Case Presentation: A 69-year-old male with hypertension, prostate cancer in remission, and recent diagnosis of lymphoma presented after experiencing a fall. Prior workup for abdominal pain, fever, night sweats, and weight loss revealed splenomegaly, anemia, and diffuse lymphadenopathy. Bone marrow biopsy demonstrated malignant lymphoma with prominent follicular helper T-cell component occupying 25-30% of the sampled bone marrow. Excisional lymph node biopsy confirmed: angioimmunoblastic T-cell lymphoma (AITL); he had yet to initiate treatment. On admission, patient was noted to have fever and pancytopenia. Empiric broad spectrum antibiotics were started for neutropenic fever. Investigations into infectious etiologies, including imaging, blood and urine cultures, and a respiratory viral panel, were unrevealing. His presentation was ultimately attributed to lymphoma progression, and antibiotics were discontinued. Oncology initiated induction chemotherapy. Following this, his pancytopenia persisted with patient now dependent on transfusions. He received antimicrobial neutropenic prophylaxis, daily filgrastim, and allopurinol for tumor lysis. Transfusions were ordered for hemoglobin < 7 g/dL and platelets < 10,000. These requests were delayed by the blood bank for serologic problems in preparing red cell components for transfusion. Patient had positive warm autoantibody and direct antiglobulin test (DAT). Coagulation profile was normal except for elevated D-dimer. Additional serologic testing revealed normal B12, folate, and G6PD levels, mildly elevated LDH and ferritin, and EBV/CMV studies consistent with past exposure. Peripheral smear showed rare schistocytes. Analysis of his serum by blood blank revealed Anti-Kpb antigen. Presence of this antibody underscored the several-day delays in transfusions due to challenges in procuring Kpb-antigen-negative blood. While awaiting blood products, patient’s hemoglobin remained stably low without life-threatening drops or significant bleeds.

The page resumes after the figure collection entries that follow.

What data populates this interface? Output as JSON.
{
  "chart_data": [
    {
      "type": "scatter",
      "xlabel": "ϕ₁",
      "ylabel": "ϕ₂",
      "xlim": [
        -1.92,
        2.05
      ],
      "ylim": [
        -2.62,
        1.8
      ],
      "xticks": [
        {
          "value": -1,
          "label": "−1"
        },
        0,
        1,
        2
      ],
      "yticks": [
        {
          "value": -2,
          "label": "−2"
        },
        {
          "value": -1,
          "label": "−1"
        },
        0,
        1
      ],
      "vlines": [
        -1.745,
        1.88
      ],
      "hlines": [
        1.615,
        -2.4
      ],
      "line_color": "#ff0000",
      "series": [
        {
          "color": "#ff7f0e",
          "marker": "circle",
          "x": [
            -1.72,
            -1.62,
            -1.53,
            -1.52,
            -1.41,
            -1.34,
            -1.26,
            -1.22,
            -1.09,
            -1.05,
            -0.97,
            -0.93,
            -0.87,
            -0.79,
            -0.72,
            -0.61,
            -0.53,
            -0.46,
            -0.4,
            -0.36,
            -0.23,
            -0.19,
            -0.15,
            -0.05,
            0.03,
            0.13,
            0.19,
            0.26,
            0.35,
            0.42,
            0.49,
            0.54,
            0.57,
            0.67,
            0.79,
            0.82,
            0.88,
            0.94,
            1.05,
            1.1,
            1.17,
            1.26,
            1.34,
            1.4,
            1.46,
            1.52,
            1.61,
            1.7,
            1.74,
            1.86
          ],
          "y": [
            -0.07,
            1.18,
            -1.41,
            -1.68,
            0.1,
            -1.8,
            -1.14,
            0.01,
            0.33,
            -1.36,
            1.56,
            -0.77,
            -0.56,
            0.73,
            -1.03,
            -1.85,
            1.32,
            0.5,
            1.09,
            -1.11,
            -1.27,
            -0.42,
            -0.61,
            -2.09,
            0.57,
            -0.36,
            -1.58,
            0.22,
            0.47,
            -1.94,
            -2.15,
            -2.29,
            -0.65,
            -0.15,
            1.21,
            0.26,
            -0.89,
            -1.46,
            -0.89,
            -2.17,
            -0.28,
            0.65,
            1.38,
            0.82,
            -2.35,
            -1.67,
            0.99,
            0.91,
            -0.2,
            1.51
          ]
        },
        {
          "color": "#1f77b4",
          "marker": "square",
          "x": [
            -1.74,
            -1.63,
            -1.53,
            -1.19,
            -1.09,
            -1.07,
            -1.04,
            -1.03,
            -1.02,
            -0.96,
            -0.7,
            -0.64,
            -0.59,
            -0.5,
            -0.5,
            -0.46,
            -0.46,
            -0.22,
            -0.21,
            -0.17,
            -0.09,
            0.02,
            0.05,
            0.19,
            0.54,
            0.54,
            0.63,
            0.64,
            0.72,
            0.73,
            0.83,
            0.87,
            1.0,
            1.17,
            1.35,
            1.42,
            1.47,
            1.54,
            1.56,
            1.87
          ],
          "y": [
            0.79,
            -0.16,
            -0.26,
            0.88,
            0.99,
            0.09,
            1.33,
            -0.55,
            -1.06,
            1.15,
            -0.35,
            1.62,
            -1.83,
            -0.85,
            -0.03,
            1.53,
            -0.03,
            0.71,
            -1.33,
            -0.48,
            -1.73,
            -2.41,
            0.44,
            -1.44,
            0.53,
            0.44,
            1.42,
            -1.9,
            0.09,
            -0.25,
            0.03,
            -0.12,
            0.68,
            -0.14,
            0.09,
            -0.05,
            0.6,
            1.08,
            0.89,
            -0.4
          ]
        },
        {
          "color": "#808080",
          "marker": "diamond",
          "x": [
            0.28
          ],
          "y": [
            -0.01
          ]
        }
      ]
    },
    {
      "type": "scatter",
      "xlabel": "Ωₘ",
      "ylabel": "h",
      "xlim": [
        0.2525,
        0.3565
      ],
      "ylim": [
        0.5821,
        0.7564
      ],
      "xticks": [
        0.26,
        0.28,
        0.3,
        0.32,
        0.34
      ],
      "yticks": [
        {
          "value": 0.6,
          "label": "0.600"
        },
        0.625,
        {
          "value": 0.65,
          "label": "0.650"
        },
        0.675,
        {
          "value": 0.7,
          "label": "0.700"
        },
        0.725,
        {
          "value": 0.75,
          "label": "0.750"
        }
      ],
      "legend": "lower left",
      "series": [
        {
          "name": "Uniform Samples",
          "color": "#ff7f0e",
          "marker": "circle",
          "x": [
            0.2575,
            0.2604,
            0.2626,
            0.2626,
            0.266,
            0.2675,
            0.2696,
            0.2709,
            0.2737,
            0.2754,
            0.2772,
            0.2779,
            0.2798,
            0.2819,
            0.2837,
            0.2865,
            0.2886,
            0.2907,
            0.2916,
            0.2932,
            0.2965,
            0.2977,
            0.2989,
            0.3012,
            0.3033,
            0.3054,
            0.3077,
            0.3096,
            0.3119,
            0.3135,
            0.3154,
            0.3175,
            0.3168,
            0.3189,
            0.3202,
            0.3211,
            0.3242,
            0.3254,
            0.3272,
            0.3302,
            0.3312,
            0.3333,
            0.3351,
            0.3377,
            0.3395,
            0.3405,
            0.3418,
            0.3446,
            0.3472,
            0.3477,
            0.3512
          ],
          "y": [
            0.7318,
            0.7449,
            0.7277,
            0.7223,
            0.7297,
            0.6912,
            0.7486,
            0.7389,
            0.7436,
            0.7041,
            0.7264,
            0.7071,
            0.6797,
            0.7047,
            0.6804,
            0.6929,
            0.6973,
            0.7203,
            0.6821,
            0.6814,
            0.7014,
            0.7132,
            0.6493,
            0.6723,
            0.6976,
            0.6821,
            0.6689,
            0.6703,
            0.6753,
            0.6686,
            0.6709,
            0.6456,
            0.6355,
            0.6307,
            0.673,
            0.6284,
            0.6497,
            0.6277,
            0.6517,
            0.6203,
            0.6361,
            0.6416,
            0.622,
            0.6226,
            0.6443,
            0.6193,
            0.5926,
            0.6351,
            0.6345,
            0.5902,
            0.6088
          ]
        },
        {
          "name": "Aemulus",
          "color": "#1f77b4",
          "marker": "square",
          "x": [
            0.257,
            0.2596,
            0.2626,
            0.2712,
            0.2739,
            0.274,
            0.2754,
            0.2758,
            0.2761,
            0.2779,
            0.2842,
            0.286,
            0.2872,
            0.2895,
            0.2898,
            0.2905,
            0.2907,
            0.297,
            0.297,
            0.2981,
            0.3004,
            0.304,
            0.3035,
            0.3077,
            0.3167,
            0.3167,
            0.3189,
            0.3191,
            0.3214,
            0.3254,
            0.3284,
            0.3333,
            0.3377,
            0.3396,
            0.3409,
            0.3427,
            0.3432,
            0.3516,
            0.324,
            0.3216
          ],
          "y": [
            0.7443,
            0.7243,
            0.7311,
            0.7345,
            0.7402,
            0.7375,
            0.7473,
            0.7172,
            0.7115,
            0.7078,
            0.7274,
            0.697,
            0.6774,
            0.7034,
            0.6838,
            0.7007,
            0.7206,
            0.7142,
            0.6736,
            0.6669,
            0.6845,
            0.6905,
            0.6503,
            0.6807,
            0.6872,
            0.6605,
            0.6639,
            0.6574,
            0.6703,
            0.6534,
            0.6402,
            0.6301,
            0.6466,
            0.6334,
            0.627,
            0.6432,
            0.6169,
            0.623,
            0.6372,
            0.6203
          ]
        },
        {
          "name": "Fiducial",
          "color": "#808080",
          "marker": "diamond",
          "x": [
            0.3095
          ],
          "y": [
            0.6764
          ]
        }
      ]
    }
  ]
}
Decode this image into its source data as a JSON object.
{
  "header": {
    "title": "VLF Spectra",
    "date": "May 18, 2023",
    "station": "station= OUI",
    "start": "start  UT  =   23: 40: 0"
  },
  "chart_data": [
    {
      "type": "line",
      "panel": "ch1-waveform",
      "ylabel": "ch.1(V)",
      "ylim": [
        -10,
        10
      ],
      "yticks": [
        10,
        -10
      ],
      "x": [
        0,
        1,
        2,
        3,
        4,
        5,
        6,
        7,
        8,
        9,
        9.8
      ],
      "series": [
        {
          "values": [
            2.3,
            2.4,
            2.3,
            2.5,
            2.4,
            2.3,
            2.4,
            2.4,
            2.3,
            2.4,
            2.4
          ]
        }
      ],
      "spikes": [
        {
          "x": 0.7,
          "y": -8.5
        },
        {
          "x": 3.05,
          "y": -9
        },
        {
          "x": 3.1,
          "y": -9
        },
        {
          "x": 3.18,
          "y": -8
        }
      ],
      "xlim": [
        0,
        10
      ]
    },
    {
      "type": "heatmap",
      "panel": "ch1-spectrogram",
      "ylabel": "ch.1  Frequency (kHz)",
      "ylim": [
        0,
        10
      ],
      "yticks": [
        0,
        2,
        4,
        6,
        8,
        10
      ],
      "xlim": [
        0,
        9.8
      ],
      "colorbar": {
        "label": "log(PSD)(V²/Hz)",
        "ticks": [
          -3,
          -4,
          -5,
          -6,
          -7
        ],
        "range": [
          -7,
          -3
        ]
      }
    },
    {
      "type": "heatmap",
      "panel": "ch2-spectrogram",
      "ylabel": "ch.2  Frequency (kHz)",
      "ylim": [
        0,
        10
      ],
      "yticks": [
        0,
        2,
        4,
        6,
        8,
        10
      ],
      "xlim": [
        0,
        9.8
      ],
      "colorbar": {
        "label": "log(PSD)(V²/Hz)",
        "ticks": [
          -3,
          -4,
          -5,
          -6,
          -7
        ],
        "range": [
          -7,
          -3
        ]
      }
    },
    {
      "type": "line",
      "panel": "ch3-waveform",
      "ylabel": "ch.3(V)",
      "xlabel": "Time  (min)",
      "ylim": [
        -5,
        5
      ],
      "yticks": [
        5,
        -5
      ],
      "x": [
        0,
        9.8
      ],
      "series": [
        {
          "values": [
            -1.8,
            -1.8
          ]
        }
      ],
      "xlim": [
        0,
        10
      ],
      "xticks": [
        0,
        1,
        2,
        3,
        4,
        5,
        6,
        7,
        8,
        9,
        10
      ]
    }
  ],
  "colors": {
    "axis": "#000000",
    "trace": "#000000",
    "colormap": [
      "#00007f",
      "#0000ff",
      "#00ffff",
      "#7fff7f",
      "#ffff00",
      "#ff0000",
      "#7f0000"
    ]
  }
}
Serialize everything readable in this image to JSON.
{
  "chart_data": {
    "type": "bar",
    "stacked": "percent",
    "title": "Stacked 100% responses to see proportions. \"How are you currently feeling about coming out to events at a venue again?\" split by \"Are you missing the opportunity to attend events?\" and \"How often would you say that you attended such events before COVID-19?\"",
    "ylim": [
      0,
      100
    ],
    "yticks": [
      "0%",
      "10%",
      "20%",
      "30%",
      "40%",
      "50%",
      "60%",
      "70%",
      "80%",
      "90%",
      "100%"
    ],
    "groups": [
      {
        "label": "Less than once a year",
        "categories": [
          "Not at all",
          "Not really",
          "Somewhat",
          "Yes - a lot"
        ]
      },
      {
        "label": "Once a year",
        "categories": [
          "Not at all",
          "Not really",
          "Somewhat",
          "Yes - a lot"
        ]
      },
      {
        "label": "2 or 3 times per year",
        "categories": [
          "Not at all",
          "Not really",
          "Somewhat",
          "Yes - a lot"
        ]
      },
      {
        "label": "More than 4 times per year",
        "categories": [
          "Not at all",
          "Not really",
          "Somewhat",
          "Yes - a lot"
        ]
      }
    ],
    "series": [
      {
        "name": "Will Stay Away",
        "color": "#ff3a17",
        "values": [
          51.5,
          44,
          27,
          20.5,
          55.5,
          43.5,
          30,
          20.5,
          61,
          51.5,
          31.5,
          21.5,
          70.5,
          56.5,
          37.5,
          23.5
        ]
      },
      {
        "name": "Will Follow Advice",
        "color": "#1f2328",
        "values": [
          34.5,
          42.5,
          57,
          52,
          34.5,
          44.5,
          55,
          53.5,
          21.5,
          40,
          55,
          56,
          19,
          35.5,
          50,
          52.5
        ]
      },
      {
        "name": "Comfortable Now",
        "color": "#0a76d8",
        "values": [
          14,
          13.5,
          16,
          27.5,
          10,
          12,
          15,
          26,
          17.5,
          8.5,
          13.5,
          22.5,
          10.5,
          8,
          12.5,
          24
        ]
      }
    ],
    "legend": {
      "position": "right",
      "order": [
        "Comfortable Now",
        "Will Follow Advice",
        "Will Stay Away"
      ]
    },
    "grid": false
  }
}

Discussion: This case of AITL highlights an example where the selection of compatible blood for transfusion was extremely difficult. This patient had a positive DAT, which can be nonspecific and does not necessarily signal an autoimmune hemolytic anemia. In this case, patient was found to have a rare autoantibody resulting in a positive DAT in the absence of hemolysis. Few reports of autoantibodies with specificity directed towards Kpb antigen have been described. Anti-Kpb is an IgG antibody directed against the Kpb antigen in the Kell blood group system. Antigens of the Kell blood group are the third most potent at triggering an immune reaction, after the ABO and Rh blood groups. The Kpb antigen has a very high incidence and is found in nearly 100% of the population. Anti-Kpb has been implicated in severe hemolytic transfusion reactions and hemolytic disease of the fetus and newborn. Patients with anti-Kpb must receive Kpb-antigen-negative, Kp(b-), blood. Kp(b-) blood products are not readily available and often require days to obtain, owing to a nationwide search. Although the Kpb antigen is one of the most clinically significant Kell antigens, the anti-Kpb is an extremely rare antibody.
Conclusions: Clinicians should be suspicious of antibodies of the blood group systems when significant delays are encountered in procuring blood products. If antibodies are detected by the blood bank, clinicians must be prepared to navigate challenging management of patients who may require frequent transfusions.